Más allá del debate político, la situación plantea interrogantes sobre la capacidad logística del Estado para sostener durante semanas un despliegue extraordinario.
Las informaciones conocidas reflejan una elevada presión sobre policías, guardias civiles y militares movilizados en la ciudad autónoma. Cuando una emergencia se prolonga en el tiempo, la disponibilidad de alojamientos adecuados, asistencia sanitaria, descansos suficientes y servicios básicos para el personal desplegado se convierte en un elemento tan importante como el propio refuerzo operativo. Los sindicatos policiales y las asociaciones profesionales suelen insistir en que la eficacia de cualquier dispositivo depende no sólo del número de efectivos, sino también de las condiciones materiales en las que desempeñan su labor. En contextos de saturación, la falta de infraestructuras adecuadas puede afectar al bienestar de los agentes y dificultar la sostenibilidad del operativo.
La situación de Ceuta también evidencia la complejidad de gestionar fenómenos migratorios de gran escala en un territorio con limitaciones geográficas y recursos limitados.

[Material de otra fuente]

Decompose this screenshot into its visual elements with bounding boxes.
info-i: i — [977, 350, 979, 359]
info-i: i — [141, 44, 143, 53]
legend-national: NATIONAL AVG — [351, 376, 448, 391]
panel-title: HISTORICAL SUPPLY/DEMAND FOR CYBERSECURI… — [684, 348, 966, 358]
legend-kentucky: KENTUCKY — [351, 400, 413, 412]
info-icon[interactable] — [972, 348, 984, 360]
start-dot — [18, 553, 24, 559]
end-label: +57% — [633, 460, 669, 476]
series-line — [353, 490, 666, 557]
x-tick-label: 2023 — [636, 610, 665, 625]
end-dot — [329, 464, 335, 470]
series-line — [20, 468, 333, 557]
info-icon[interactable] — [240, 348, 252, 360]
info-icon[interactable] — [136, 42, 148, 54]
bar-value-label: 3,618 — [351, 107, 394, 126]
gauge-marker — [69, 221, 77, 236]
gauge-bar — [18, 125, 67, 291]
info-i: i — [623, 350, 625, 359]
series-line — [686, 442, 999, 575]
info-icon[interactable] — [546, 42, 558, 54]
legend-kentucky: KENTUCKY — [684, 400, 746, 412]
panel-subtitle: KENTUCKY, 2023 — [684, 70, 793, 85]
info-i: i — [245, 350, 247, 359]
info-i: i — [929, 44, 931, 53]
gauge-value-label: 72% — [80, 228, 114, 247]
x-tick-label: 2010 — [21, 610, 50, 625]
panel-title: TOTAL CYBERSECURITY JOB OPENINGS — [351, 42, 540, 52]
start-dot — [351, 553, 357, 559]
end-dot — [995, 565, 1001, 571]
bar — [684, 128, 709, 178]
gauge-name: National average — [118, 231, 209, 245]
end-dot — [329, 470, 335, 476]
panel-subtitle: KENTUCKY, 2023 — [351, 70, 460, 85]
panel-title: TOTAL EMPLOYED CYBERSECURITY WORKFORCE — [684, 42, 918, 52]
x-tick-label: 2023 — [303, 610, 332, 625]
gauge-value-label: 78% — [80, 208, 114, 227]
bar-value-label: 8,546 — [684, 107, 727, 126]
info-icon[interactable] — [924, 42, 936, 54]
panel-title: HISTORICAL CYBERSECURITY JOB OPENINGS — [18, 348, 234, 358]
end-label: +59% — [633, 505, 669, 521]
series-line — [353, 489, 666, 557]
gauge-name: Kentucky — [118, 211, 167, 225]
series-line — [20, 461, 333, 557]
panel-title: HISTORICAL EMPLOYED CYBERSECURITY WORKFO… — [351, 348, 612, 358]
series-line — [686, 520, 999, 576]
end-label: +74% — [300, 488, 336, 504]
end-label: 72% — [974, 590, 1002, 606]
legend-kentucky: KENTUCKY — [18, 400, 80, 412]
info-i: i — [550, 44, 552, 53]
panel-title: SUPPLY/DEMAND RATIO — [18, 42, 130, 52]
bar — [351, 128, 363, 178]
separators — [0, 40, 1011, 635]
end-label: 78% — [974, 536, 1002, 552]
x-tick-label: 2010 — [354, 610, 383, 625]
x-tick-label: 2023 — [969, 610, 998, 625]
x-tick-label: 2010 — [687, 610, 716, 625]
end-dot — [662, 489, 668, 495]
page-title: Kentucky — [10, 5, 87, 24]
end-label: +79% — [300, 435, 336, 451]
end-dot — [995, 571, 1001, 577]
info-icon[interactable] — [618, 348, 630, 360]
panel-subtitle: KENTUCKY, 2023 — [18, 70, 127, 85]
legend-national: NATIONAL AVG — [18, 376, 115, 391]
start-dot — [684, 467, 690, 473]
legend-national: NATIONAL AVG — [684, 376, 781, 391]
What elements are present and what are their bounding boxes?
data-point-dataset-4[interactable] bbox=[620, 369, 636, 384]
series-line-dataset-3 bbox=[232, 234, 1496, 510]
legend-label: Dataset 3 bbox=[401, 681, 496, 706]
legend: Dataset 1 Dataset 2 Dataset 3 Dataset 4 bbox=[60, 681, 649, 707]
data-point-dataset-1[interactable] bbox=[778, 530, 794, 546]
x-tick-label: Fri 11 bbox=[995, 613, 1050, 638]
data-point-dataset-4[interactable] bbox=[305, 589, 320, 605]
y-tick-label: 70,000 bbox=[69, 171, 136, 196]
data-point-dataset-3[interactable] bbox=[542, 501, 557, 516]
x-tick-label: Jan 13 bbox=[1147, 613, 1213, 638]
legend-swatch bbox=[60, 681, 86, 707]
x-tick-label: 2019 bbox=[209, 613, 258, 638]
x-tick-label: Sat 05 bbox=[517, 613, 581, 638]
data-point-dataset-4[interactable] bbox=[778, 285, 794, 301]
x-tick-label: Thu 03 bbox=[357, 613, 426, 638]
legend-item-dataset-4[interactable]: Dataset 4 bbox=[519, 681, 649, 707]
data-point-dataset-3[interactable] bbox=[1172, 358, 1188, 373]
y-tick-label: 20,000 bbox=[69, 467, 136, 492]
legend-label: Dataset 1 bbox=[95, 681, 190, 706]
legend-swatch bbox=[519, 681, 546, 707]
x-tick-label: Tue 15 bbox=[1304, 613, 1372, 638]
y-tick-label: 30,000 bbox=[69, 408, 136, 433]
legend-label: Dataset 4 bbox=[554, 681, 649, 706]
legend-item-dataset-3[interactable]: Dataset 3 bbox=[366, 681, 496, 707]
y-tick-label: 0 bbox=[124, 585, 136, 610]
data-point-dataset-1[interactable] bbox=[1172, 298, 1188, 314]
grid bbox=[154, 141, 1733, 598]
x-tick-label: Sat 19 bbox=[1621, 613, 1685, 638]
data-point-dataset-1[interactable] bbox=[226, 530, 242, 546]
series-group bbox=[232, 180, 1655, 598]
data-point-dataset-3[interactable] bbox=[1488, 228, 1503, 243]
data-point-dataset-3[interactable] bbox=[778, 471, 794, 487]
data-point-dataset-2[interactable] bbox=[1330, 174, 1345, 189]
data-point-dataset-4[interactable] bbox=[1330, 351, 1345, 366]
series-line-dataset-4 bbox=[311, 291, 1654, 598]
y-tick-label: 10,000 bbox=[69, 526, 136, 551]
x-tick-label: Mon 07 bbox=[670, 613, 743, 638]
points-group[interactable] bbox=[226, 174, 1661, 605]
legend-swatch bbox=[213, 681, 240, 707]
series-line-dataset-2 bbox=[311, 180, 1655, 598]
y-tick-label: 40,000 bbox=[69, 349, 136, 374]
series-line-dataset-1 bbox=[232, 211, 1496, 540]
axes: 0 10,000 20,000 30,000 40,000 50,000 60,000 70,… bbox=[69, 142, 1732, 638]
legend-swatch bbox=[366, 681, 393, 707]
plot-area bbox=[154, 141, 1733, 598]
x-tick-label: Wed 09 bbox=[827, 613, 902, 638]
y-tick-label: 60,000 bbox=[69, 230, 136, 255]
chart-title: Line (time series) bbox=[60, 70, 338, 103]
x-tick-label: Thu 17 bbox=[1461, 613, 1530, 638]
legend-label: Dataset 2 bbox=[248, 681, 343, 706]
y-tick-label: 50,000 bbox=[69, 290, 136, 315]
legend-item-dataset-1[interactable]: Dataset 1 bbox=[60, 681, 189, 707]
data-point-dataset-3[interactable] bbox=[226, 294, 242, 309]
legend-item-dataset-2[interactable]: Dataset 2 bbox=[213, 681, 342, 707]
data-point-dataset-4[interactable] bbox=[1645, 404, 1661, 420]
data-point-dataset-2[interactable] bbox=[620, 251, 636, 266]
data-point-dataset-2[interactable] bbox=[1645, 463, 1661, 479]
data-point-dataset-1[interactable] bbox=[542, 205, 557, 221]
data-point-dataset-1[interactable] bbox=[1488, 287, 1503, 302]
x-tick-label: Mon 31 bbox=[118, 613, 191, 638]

El desafío no afecta únicamente a las fuerzas de seguridad, sino también a los servicios sanitarios, sociales y administrativos de la ciudad. Al margen de la confrontación política, la principal cuestión es si los recursos humanos y materiales movilizados han sido suficientes para garantizar tanto la atención a la emergencia como unas condiciones dignas para quienes han asumido la responsabilidad de afrontarla sobre el terreno.
Y todo apunta, obviamente a que el desastre para los ceutíes va a ser mayúsculo, porque cinco mil jóvenes sueltos y sin opción ninguna de futuro puede ser la hecatombe.
Todo ello no es otra cosa que un suspenso mayúsculo en gestión, en pura gestión ministerial, cosa para la que esa panda de ministros no está ni preparada, ni se les espera. Porque a todos ellos, a los veintitantos que conforman el gabinete Sánchez lo único que les importa es conservar el sillón y su futuro profesional, por eso hacen lo que hacen y pagan a quien sea para tratar de tener un empleo cuando Sánchez decida echarles o tengan que salir del Gobierno tras unas elecciones.